Sebelum berangkat sekolah, tugas awal yang sudah menyapa tiap hari adalah mengambil teremos es di tempat juragan es. Pagi masih mengembun, langkah kaki mungil itu terus menembus rumput basah diantara kakinya.

Tanganya sesekali menyapa daun-daun teh-tehan dipinggir jalan, dingin dan menyekan jemarinya. Sesekali ia menerobos jalan untuk mempercepat langkahnya, badan masih belum segar karena belum diguyur jernihnya air sumur dirumahnya. Dalam benaknya hanya terpikirkan untuk bisa sampai dan menjual esnya dengan sukses.

Ditaruhlah teremos es itu di ujung sudut ruangan yang biasa untuk berjualan, ia lantas masuk dan membuka bajunya untuk mandi dan siap-siap kesekolah. Tidak jauh memang tempat ia bersekolah, hanya berjarak satu rumah didepannya.

Kini ia asik dengan tugas keduannya yaitu belajar dan mengerjakan tugas sekolah, bajunya yang sangat rapih adalah setrikaan ibundanya yang rajin dengan gosokan arangnya.

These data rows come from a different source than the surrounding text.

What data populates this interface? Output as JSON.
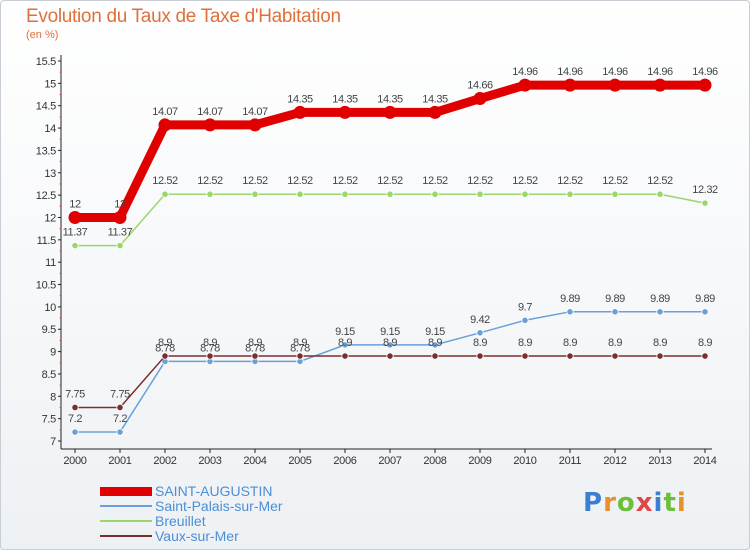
{
  "title": "Evolution du Taux de Taxe d'Habitation",
  "subtitle": "(en %)",
  "logo": "Proxiti",
  "chart_data": {
    "type": "line",
    "title": "Evolution du Taux de Taxe d'Habitation",
    "ylabel": "(en %)",
    "xlabel": "",
    "x": [
      "2000",
      "2001",
      "2002",
      "2003",
      "2004",
      "2005",
      "2006",
      "2007",
      "2008",
      "2009",
      "2010",
      "2011",
      "2012",
      "2013",
      "2014"
    ],
    "ylim": [
      7,
      15.5
    ],
    "yticks": [
      "7",
      "7.5",
      "8",
      "8.5",
      "9",
      "9.5",
      "10",
      "10.5",
      "11",
      "11.5",
      "12",
      "12.5",
      "13",
      "13.5",
      "14",
      "14.5",
      "15",
      "15.5"
    ],
    "grid": false,
    "legend_position": "bottom-left",
    "series": [
      {
        "name": "SAINT-AUGUSTIN",
        "color": "#e00000",
        "values": [
          12,
          12,
          14.07,
          14.07,
          14.07,
          14.35,
          14.35,
          14.35,
          14.35,
          14.66,
          14.96,
          14.96,
          14.96,
          14.96,
          14.96
        ],
        "labels": [
          "12",
          "12",
          "14.07",
          "14.07",
          "14.07",
          "14.35",
          "14.35",
          "14.35",
          "14.35",
          "14.66",
          "14.96",
          "14.96",
          "14.96",
          "14.96",
          "14.96"
        ]
      },
      {
        "name": "Saint-Palais-sur-Mer",
        "color": "#6aa0d8",
        "values": [
          7.2,
          7.2,
          8.78,
          8.78,
          8.78,
          8.78,
          9.15,
          9.15,
          9.15,
          9.42,
          9.7,
          9.89,
          9.89,
          9.89,
          9.89
        ],
        "labels": [
          "7.2",
          "7.2",
          "8.78",
          "8.78",
          "8.78",
          "8.78",
          "9.15",
          "9.15",
          "9.15",
          "9.42",
          "9.7",
          "9.89",
          "9.89",
          "9.89",
          "9.89"
        ]
      },
      {
        "name": "Breuillet",
        "color": "#9ad66a",
        "values": [
          11.37,
          11.37,
          12.52,
          12.52,
          12.52,
          12.52,
          12.52,
          12.52,
          12.52,
          12.52,
          12.52,
          12.52,
          12.52,
          12.52,
          12.32
        ],
        "labels": [
          "11.37",
          "11.37",
          "12.52",
          "12.52",
          "12.52",
          "12.52",
          "12.52",
          "12.52",
          "12.52",
          "12.52",
          "12.52",
          "12.52",
          "12.52",
          "12.52",
          "12.32"
        ]
      },
      {
        "name": "Vaux-sur-Mer",
        "color": "#7a2e2e",
        "values": [
          7.75,
          7.75,
          8.9,
          8.9,
          8.9,
          8.9,
          8.9,
          8.9,
          8.9,
          8.9,
          8.9,
          8.9,
          8.9,
          8.9,
          8.9
        ],
        "labels": [
          "7.75",
          "7.75",
          "8.9",
          "8.9",
          "8.9",
          "8.9",
          "8.9",
          "8.9",
          "8.9",
          "8.9",
          "8.9",
          "8.9",
          "8.9",
          "8.9",
          "8.9"
        ]
      }
    ]
  }
}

Bunyi lonceng pertanda istirahat telah berbunyi, semburat anak-anak meluncur dari ruang kelas masing-masing.

Tampak anak lelaki berbadan kecil menghentikan langkah larinya dari ruang kelas, ia melihat teremos yang ia letakan di warung tadi, ia melihatnya dengan girang sebab banyak yang membelinya. Sampai jam sekolah usai, ia langsung mengambil teremos itu dan ternyata masih tersisa separuh lebih sedikit. Mukanya tidak lagi gembira seperti jam istirahat tadi, kini ia mengambil teremosnya dan membawanya pulang.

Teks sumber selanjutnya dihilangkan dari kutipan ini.